The winning team, chosen by a jury of local councillors and experts, was headed by Ash Sakula, whose proposals for the three-unit terrace will form part of a pilot scheme for the development. Run in conjunction with housing group Radian, the competition’s main challenges were to design a repeatable unit that achieves a minimum of Code for Sustainable Homes Level Four, using modelling to demonstrate energy attributes. Most importantly, the competition called for sustainable lifestyle suggestions to be embedded into the buildings themselves.
A key take-away from all entries was the importance of private outdoor space even when faced with a tight site footprint. Ash Sakula effectively incorporated this by fronting each house with a useable semi-private space. The presence of green technology in their scheme was supported by clear ideas of how the homes would be used and run by the occupiers, down to the detail of where washing could be hung. Worth a mention was Bere:architects’ impressive unit design that could attain Passivhaus standard at any orientation, making for very easily replicable homes.
Going forward, Radian hopes to incorporate self-finishing as an option for new eco-homes schemes to ensure a sense of ownership, for example allocating a garden fund for use by residents. Room sizing was another big talking point; Ash Sakula proposed a more generous two-bed scheme, where all others had squeezed in three.

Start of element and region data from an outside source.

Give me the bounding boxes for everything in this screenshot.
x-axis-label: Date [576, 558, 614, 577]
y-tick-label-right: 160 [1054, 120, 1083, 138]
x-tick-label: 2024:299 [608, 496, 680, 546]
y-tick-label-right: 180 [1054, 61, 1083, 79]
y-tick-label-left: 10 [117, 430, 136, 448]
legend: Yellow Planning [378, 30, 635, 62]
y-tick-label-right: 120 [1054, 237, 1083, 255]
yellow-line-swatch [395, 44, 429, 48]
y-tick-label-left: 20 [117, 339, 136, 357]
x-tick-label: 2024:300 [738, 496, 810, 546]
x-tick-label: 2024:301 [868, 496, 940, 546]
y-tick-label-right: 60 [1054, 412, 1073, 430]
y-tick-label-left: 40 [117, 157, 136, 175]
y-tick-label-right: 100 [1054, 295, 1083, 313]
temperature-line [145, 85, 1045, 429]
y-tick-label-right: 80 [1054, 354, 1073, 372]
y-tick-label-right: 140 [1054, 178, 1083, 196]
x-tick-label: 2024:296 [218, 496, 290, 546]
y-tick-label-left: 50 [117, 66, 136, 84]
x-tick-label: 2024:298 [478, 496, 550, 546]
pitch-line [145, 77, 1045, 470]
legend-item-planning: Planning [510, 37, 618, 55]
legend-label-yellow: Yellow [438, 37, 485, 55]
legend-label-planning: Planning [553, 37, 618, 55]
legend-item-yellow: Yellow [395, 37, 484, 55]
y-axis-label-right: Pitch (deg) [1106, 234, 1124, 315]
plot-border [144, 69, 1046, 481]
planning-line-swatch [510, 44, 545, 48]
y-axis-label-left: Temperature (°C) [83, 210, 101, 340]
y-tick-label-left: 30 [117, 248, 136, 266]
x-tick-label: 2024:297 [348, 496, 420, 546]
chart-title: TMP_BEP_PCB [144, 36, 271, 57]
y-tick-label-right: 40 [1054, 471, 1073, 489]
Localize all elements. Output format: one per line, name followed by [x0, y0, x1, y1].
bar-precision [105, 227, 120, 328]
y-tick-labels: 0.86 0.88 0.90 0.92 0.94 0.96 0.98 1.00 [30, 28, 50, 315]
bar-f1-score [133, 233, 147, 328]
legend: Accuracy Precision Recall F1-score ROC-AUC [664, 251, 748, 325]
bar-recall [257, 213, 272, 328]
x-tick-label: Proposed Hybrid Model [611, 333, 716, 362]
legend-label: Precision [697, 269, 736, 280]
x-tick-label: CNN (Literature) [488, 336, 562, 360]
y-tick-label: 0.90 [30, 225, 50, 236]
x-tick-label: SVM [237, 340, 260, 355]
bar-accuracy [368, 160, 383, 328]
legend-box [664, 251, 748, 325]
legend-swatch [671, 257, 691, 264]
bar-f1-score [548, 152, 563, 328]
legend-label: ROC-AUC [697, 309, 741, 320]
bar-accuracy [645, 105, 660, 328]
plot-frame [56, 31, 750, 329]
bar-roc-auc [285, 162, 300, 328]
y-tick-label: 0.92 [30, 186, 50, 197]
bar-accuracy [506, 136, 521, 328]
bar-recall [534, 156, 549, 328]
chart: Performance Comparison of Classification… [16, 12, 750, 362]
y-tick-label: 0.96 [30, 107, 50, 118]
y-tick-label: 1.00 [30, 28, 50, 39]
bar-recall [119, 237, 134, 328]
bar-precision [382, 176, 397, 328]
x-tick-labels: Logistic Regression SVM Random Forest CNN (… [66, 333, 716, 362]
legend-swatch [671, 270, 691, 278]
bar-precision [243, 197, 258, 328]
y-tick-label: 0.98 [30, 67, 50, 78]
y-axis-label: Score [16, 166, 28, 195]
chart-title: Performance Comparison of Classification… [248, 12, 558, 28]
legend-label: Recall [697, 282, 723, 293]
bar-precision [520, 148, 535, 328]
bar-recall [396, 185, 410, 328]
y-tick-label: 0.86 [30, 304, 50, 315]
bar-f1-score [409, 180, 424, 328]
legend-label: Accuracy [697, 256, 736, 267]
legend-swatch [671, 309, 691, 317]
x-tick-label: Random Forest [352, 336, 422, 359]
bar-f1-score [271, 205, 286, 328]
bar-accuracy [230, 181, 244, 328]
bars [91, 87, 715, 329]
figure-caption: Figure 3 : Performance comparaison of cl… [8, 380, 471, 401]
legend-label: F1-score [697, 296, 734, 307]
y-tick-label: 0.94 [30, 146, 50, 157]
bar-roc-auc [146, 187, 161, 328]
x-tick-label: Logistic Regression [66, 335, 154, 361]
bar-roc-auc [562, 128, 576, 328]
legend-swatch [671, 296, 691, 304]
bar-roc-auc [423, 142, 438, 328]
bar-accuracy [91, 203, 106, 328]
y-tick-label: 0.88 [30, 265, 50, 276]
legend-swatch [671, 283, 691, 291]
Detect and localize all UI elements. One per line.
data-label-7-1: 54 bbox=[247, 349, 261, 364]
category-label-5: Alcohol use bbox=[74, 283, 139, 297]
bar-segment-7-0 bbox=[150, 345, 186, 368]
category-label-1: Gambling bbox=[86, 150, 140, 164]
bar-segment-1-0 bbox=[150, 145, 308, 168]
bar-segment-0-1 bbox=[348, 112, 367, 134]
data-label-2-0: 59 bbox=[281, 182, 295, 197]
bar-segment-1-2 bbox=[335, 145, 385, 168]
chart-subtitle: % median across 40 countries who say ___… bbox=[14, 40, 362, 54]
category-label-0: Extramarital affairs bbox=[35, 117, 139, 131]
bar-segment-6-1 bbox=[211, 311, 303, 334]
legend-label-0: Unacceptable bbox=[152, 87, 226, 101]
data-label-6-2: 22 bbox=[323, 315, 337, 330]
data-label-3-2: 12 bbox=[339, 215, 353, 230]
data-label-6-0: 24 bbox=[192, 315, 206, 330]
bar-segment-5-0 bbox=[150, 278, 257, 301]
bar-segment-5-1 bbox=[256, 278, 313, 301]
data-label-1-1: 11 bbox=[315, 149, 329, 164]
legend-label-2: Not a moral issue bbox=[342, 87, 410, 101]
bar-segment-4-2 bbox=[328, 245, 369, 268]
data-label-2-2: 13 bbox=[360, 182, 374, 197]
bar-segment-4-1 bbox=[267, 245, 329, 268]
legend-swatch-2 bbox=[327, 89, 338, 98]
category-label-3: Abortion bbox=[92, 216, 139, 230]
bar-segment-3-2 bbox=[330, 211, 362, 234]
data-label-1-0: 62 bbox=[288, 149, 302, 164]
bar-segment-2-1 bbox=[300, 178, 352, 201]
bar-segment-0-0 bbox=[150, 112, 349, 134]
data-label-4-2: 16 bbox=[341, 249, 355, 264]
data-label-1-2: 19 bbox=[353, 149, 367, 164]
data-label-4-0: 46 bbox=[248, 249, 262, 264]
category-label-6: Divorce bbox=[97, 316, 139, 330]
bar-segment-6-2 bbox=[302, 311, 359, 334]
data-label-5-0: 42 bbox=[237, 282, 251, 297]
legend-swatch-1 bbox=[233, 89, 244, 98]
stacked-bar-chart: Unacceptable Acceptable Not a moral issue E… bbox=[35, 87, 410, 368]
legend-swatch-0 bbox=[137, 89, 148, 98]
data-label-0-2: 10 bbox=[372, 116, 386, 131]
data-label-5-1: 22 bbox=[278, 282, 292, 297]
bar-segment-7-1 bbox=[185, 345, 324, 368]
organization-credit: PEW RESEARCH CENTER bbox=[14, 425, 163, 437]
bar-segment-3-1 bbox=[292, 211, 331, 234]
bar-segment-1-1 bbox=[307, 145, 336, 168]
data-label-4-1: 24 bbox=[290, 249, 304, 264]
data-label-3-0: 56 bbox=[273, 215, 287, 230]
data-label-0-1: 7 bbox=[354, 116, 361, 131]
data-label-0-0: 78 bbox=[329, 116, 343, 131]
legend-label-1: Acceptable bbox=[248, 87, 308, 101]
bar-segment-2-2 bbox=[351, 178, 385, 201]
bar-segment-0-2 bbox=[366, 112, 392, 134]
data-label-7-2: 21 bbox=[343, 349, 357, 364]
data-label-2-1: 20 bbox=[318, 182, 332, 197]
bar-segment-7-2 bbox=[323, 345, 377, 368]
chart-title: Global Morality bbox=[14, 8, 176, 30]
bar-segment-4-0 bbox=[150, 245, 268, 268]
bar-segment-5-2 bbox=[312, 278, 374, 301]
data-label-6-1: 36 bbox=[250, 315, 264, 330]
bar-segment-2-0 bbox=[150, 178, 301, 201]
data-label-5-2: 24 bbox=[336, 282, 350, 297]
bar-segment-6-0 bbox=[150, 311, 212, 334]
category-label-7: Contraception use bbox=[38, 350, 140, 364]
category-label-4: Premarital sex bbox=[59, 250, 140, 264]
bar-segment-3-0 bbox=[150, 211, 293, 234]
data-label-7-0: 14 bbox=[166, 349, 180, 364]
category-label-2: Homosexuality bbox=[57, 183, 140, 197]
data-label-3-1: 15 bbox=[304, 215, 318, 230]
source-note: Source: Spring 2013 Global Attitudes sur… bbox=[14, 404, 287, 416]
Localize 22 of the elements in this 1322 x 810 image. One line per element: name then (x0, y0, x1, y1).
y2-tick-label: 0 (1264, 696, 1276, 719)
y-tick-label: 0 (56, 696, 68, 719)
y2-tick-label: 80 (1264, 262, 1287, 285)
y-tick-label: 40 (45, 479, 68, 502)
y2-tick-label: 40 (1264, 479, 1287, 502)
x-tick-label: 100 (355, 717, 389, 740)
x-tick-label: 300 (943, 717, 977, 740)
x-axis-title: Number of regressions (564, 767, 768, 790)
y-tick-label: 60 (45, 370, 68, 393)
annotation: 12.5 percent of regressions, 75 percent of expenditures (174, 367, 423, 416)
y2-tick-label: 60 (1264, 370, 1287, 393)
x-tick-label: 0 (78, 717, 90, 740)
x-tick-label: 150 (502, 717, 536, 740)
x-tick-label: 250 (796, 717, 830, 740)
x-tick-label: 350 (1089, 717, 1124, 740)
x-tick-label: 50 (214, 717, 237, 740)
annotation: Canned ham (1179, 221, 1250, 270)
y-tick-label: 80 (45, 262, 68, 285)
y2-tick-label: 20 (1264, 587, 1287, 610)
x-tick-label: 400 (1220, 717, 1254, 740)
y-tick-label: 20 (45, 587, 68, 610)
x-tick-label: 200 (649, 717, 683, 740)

Competition judge Richard Partington commented that this made the proposal particularly refreshing when compared to housing standards in the UK, which all agreed are far too tight in comparison to European counterparts. The generousity of space and loose-fit flexibility of Ash Sakula’s scheme was deemed a real success, and it was suggested that employing these attributes will bring the industry closer to designing homes that are inherently sustainable.